Silberlösung, dagegen 0,1 Kub. Cent. Kochsalz = 34,3 Kub. Cent. Silberlösung =
0,20051 Gram. Kochsalz.
0,2 Gram. Chlorkalium =
1) 26,8 Kub. Cent.
Silberlösung,
2)
26,8 „
„
= 0,19985 Gram. Chlorkalium.
0,2 Gram. Salmiak =
1) 37,35 Kub. Cent.
Silberlösung,
2)
37,25 „
„
Dieß
gibt
1) 0,19967 Gram.
Salmiak,
2) 0,199138 „
„
Diese Versuche beweisen, daß alkalische Chloride mit großer Schärfe nach der Methode
bestimmt werden können.
Ich habe das Verfahren auf Harn, Brunnenwasser, Mineralwasser, Salpeter, Potasche,
Soda, chlorsaures Kali angewandt und überall die gleichbleibendsten Resultate
erhalten.
Den Chlorgehalt einer Mineralquelle kann man an der Quelle selbst bestimmen.

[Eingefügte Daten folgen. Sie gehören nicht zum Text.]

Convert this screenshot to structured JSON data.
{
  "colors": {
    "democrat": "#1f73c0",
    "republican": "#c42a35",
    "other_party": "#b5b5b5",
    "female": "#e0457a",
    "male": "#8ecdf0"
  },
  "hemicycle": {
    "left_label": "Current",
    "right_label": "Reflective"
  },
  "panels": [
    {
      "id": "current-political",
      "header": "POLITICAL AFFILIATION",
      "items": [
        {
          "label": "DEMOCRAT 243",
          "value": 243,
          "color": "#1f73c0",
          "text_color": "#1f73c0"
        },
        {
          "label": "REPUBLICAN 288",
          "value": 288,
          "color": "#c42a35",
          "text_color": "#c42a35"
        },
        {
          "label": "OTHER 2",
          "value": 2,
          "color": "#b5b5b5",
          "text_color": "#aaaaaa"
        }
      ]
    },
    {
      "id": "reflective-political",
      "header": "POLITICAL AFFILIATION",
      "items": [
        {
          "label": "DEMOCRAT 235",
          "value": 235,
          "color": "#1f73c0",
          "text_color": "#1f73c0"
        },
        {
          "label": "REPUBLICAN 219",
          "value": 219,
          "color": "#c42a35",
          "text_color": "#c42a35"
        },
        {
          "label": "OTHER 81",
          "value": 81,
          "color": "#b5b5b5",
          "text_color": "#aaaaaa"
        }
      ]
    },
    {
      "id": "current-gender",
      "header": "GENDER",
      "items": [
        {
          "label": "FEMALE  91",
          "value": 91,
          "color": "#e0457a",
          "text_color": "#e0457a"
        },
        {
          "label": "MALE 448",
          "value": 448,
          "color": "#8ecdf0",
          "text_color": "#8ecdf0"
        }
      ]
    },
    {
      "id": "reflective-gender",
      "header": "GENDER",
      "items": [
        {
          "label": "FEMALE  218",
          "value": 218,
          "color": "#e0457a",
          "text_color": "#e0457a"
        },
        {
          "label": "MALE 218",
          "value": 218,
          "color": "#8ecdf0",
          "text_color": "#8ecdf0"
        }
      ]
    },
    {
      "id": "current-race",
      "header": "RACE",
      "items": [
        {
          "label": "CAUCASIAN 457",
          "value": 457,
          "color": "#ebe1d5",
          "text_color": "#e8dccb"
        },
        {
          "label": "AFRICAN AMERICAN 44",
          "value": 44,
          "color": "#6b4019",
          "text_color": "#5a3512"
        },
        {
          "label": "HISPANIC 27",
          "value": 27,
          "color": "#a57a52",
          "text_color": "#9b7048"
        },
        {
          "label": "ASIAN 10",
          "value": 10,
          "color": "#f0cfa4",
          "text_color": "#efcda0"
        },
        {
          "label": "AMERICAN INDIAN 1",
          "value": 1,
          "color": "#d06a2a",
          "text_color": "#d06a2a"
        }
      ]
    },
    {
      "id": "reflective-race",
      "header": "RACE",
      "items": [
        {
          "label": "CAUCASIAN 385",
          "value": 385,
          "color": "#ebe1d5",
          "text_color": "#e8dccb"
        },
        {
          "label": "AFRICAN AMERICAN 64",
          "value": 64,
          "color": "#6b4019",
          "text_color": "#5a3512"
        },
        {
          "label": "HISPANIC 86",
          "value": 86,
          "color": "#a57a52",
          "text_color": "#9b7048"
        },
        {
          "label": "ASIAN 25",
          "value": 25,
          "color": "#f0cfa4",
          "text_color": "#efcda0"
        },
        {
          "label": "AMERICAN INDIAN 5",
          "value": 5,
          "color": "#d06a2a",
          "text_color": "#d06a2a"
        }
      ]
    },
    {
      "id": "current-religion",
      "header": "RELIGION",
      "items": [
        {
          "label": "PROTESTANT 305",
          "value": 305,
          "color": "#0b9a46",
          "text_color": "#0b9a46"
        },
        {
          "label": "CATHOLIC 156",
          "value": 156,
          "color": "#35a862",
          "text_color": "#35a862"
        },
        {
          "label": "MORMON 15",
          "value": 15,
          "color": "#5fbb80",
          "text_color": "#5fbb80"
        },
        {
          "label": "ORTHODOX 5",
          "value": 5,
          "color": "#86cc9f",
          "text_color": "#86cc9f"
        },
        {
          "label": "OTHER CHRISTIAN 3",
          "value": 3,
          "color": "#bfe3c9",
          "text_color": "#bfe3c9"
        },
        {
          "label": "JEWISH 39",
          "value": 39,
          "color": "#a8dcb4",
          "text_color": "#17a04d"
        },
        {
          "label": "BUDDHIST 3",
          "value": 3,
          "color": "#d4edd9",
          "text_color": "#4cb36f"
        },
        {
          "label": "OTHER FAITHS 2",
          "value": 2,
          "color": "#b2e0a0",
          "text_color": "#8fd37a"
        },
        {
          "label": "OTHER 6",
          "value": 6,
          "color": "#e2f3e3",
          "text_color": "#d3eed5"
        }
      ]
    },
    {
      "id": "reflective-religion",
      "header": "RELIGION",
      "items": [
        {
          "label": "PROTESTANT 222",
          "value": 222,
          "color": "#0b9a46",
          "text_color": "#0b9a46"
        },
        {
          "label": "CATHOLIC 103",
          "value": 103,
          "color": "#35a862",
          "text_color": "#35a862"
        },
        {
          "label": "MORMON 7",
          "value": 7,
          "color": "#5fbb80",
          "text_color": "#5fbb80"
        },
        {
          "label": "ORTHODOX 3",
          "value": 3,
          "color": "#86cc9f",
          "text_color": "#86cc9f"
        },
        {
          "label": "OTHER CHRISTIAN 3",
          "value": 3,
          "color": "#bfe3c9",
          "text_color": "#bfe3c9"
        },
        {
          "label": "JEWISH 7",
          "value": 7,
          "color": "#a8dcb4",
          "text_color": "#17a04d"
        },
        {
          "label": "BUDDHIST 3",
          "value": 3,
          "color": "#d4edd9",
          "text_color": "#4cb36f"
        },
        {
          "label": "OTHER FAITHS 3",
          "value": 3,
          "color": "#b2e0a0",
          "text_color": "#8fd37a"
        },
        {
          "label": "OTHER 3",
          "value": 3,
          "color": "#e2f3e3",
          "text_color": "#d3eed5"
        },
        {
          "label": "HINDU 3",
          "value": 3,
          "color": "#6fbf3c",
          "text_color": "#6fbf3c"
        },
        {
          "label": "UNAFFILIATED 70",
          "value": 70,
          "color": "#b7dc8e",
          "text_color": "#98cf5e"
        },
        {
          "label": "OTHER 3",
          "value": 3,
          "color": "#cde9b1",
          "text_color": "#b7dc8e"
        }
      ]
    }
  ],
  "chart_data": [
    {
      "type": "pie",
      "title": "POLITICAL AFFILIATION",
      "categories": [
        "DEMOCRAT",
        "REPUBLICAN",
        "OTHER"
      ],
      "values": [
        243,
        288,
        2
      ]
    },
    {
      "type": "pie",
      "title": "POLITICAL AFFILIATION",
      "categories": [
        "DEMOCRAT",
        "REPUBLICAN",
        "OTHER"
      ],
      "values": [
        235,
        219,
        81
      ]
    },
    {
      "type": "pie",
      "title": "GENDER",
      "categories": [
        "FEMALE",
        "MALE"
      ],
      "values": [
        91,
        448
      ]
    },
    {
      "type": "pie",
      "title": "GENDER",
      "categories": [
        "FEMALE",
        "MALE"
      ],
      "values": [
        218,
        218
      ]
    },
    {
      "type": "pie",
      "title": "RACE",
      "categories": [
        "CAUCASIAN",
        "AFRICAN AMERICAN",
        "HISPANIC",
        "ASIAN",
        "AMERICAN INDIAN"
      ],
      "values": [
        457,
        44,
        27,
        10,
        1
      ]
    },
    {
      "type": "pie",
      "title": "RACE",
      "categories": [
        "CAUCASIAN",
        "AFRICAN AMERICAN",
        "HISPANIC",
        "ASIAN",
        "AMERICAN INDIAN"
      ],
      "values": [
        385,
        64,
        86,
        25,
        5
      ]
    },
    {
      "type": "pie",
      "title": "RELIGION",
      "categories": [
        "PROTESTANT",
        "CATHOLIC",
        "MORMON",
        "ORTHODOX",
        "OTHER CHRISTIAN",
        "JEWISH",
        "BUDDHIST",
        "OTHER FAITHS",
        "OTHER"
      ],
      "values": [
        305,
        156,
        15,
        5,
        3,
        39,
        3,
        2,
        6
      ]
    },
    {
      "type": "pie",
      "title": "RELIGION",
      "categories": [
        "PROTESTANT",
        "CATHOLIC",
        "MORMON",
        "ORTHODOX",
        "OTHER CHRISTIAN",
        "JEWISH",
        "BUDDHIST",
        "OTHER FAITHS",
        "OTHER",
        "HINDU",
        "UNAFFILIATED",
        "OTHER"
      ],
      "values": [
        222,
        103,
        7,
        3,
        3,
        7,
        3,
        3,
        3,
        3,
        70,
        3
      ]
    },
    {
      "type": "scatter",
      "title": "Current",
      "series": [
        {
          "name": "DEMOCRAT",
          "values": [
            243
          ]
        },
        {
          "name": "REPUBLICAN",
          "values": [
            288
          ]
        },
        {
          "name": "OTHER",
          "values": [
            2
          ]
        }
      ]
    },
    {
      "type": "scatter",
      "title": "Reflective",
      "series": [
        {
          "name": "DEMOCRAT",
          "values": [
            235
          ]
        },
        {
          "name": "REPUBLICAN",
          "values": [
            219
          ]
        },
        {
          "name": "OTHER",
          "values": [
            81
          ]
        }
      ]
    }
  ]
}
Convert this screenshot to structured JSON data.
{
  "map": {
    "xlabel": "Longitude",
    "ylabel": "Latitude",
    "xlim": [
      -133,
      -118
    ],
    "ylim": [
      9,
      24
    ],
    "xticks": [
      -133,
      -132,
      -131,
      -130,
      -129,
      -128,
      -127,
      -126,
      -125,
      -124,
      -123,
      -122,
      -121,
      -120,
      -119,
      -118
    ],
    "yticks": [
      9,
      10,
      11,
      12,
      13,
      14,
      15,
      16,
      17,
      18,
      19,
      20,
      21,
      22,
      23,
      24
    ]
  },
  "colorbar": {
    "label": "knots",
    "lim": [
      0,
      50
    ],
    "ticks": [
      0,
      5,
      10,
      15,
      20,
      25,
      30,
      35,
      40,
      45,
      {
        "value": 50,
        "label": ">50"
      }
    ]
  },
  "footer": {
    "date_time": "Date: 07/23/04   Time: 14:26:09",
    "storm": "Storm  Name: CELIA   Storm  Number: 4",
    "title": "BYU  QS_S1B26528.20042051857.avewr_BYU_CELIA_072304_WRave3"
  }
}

Chlorbaryum, Chlorcalcium, Sublimat u.s.w. werden mit kohlensaurem Natron eben
gefällt, und wenn der Niederschlag farblos ist, sogleich ohne Filtration mit
Silberlösung gemessen. Die näheren Details werde ich im ersten Theile meines
Lehrbuchs der Titrirmethode niederlegen.